La discusión sobre el nombramiento del fiscal anticorrupción en Querétaro expone un problema que trasciende la coyuntura política: el diseño institucional de las fiscalías. Más allá de la confrontación entre Morena y el gobierno estatal, el debate remite a una pregunta de fondo: ¿qué modelo garantiza mejor equilibrio entre autonomía, eficacia y rendición de cuentas en la procuración de justicia?

En México, el tránsito ha sido gradual. Durante décadas, las procuradurías dependieron directamente del Poder Ejecutivo, lo que permitía control político inmediato, pero también abría la puerta al uso faccioso de la justicia. La subordinación al gobernador o al presidente implicaba que la persecución penal podía alinearse con intereses políticos, especialmente contra adversarios.
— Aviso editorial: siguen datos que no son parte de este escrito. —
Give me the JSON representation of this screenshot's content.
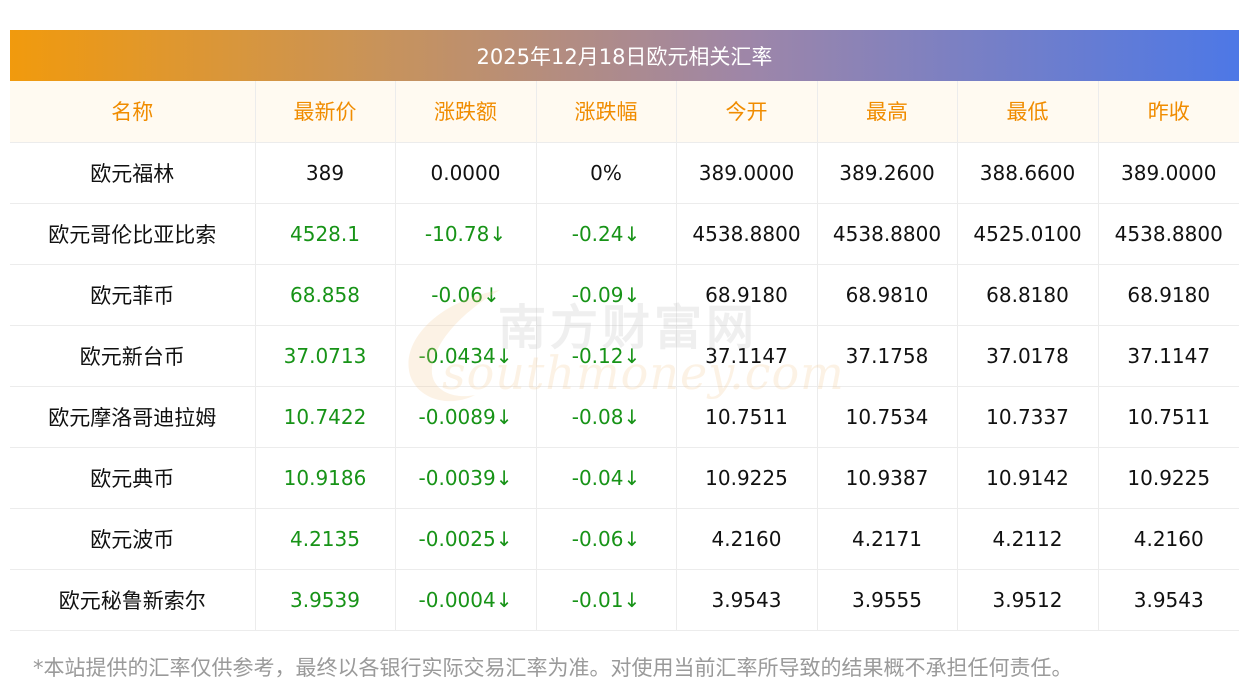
{
  "title": "2025年12月18日欧元相关汇率",
  "headers": [
    "名称",
    "最新价",
    "涨跌额",
    "涨跌幅",
    "今开",
    "最高",
    "最低",
    "昨收"
  ],
  "rows": [
    {
      "name": "欧元福林",
      "latest": "389",
      "change": "0.0000",
      "pct": "0%",
      "open": "389.0000",
      "high": "389.2600",
      "low": "388.6600",
      "prev": "389.0000",
      "trend": "flat"
    },
    {
      "name": "欧元哥伦比亚比索",
      "latest": "4528.1",
      "change": "-10.78↓",
      "pct": "-0.24↓",
      "open": "4538.8800",
      "high": "4538.8800",
      "low": "4525.0100",
      "prev": "4538.8800",
      "trend": "down"
    },
    {
      "name": "欧元菲币",
      "latest": "68.858",
      "change": "-0.06↓",
      "pct": "-0.09↓",
      "open": "68.9180",
      "high": "68.9810",
      "low": "68.8180",
      "prev": "68.9180",
      "trend": "down"
    },
    {
      "name": "欧元新台币",
      "latest": "37.0713",
      "change": "-0.0434↓",
      "pct": "-0.12↓",
      "open": "37.1147",
      "high": "37.1758",
      "low": "37.0178",
      "prev": "37.1147",
      "trend": "down"
    },
    {
      "name": "欧元摩洛哥迪拉姆",
      "latest": "10.7422",
      "change": "-0.0089↓",
      "pct": "-0.08↓",
      "open": "10.7511",
      "high": "10.7534",
      "low": "10.7337",
      "prev": "10.7511",
      "trend": "down"
    },
    {
      "name": "欧元典币",
      "latest": "10.9186",
      "change": "-0.0039↓",
      "pct": "-0.04↓",
      "open": "10.9225",
      "high": "10.9387",
      "low": "10.9142",
      "prev": "10.9225",
      "trend": "down"
    },
    {
      "name": "欧元波币",
      "latest": "4.2135",
      "change": "-0.0025↓",
      "pct": "-0.06↓",
      "open": "4.2160",
      "high": "4.2171",
      "low": "4.2112",
      "prev": "4.2160",
      "trend": "down"
    },
    {
      "name": "欧元秘鲁新索尔",
      "latest": "3.9539",
      "change": "-0.0004↓",
      "pct": "-0.01↓",
      "open": "3.9543",
      "high": "3.9555",
      "low": "3.9512",
      "prev": "3.9543",
      "trend": "down"
    }
  ],
  "watermark": {
    "cn": "南方财富网",
    "en": "southmoney.com"
  },
  "footnote": "*本站提供的汇率仅供参考，最终以各银行实际交易汇率为准。对使用当前汇率所导致的结果概不承担任何责任。",
  "colors": {
    "accent": "#f08c00",
    "down": "#179317",
    "header_bg": "#fffaf1",
    "title_start": "#f19a0d",
    "title_end": "#4d78e6"
  }
}
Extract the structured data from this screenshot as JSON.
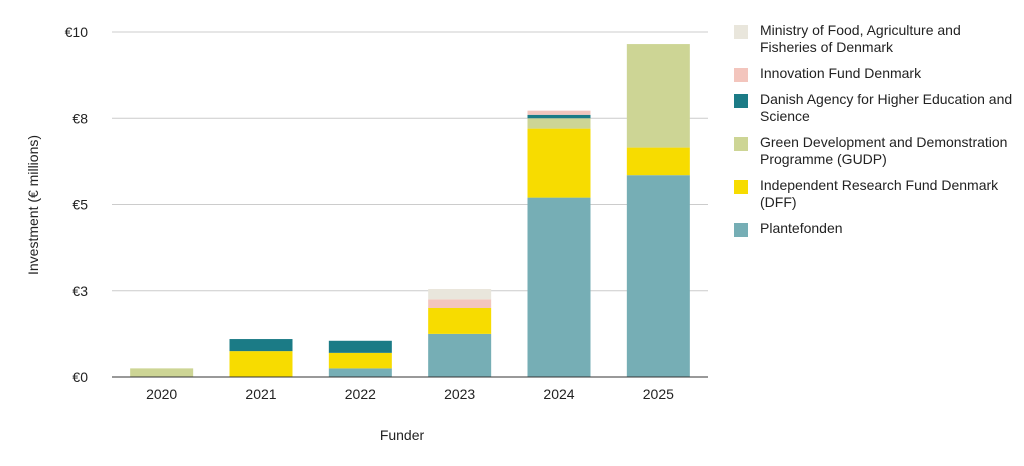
{
  "chart_data": {
    "type": "bar",
    "stacked": true,
    "xlabel": "Funder",
    "ylabel": "Investment (€ millions)",
    "categories": [
      "2020",
      "2021",
      "2022",
      "2023",
      "2024",
      "2025"
    ],
    "y_ticks": [
      {
        "value": 0,
        "label": "€0"
      },
      {
        "value": 2.5,
        "label": "€3"
      },
      {
        "value": 5,
        "label": "€5"
      },
      {
        "value": 7.5,
        "label": "€8"
      },
      {
        "value": 10,
        "label": "€10"
      }
    ],
    "ylim": [
      0,
      10
    ],
    "grid": true,
    "legend_position": "right",
    "series": [
      {
        "name": "Plantefonden",
        "color": "#76aeb5",
        "values": [
          0,
          0,
          0.25,
          1.25,
          5.2,
          5.85
        ]
      },
      {
        "name": "Independent Research Fund Denmark (DFF)",
        "color": "#f7dc00",
        "values": [
          0,
          0.75,
          0.45,
          0.75,
          2.0,
          0.8
        ]
      },
      {
        "name": "Green Development and Demonstration Programme (GUDP)",
        "color": "#cdd595",
        "values": [
          0.25,
          0,
          0,
          0,
          0.3,
          3.0
        ]
      },
      {
        "name": "Danish Agency for Higher Education and Science",
        "color": "#1b7b86",
        "values": [
          0,
          0.35,
          0.35,
          0,
          0.1,
          0
        ]
      },
      {
        "name": "Innovation Fund Denmark",
        "color": "#f3c5bd",
        "values": [
          0,
          0,
          0,
          0.25,
          0.12,
          0
        ]
      },
      {
        "name": "Ministry of Food, Agriculture and Fisheries of Denmark",
        "color": "#e9e6dc",
        "values": [
          0,
          0,
          0,
          0.3,
          0,
          0
        ]
      }
    ]
  }
}
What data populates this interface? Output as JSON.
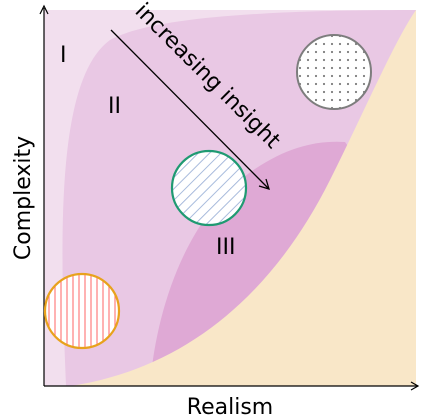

El modelo posterior introdujo contrapesos legislativos, al requerir la aprobación del Congreso para los nombramientos. Sin embargo, las procuradurías seguían dentro del Ejecutivo, lo que limitaba su autonomía real. Más recientemente, se avanzó hacia fiscalías autónomas, separadas orgánicamente del poder político, aunque con un mecanismo de designación que mantiene la participación del Ejecutivo mediante la propuesta de ternas.

Este esquema, vigente en Querétaro, busca equilibrio: el Ejecutivo propone y el Legislativo valida con mayoría calificada. Su ventaja radica en que obliga a la negociación política y, en teoría, evita imposiciones unilaterales. No obstante, también puede generar bloqueos o nombramientos producto de acuerdos políticos más que de criterios técnicos.

La propuesta de Morena de establecer convocatorias abiertas y designaciones desde el Congreso apunta a fortalecer la legitimidad de origen. Sin embargo, este modelo enfrenta cuestionamientos similares: el riesgo de que la mayoría legislativa imponga perfiles afines y la dificultad para establecer mecanismos claros de rendición de cuentas cuando el fiscal no responde a un solo poder.

En contraste, el modelo de elección popular, como en algunas jurisdicciones de Estados Unidos, introduce un componente directo de legitimidad democrática. No obstante, diversos análisis han señalado que puede incentivar prácticas orientadas a la visibilidad política, como priorizar ciertos delitos sobre otros para mejorar indicadores públicos, lo que distorsiona la política criminal.

Cada modelo implica costos y beneficios. La dependencia del Ejecutivo facilita la remoción y la rendición de cuentas política, pero compromete la imparcialidad. La autonomía fortalece la independencia, pero puede diluir la responsabilidad. Los esquemas legislativos y abiertos amplían la participación, pero no eliminan la influencia partidista.

En ese contexto, no existe un diseño perfecto. Las reformas pueden ofrecer mejoras en legitimidad o eficacia, pero también introducen nuevos dilemas sobre control institucional. La clave no está solo en quién nombra al fiscal, sino en cómo se establecen mecanismos efectivos de evaluación, transparencia y remoción, en un ámbito donde la capacidad del Estado para perseguir delitos incide directamente en la seguridad pública.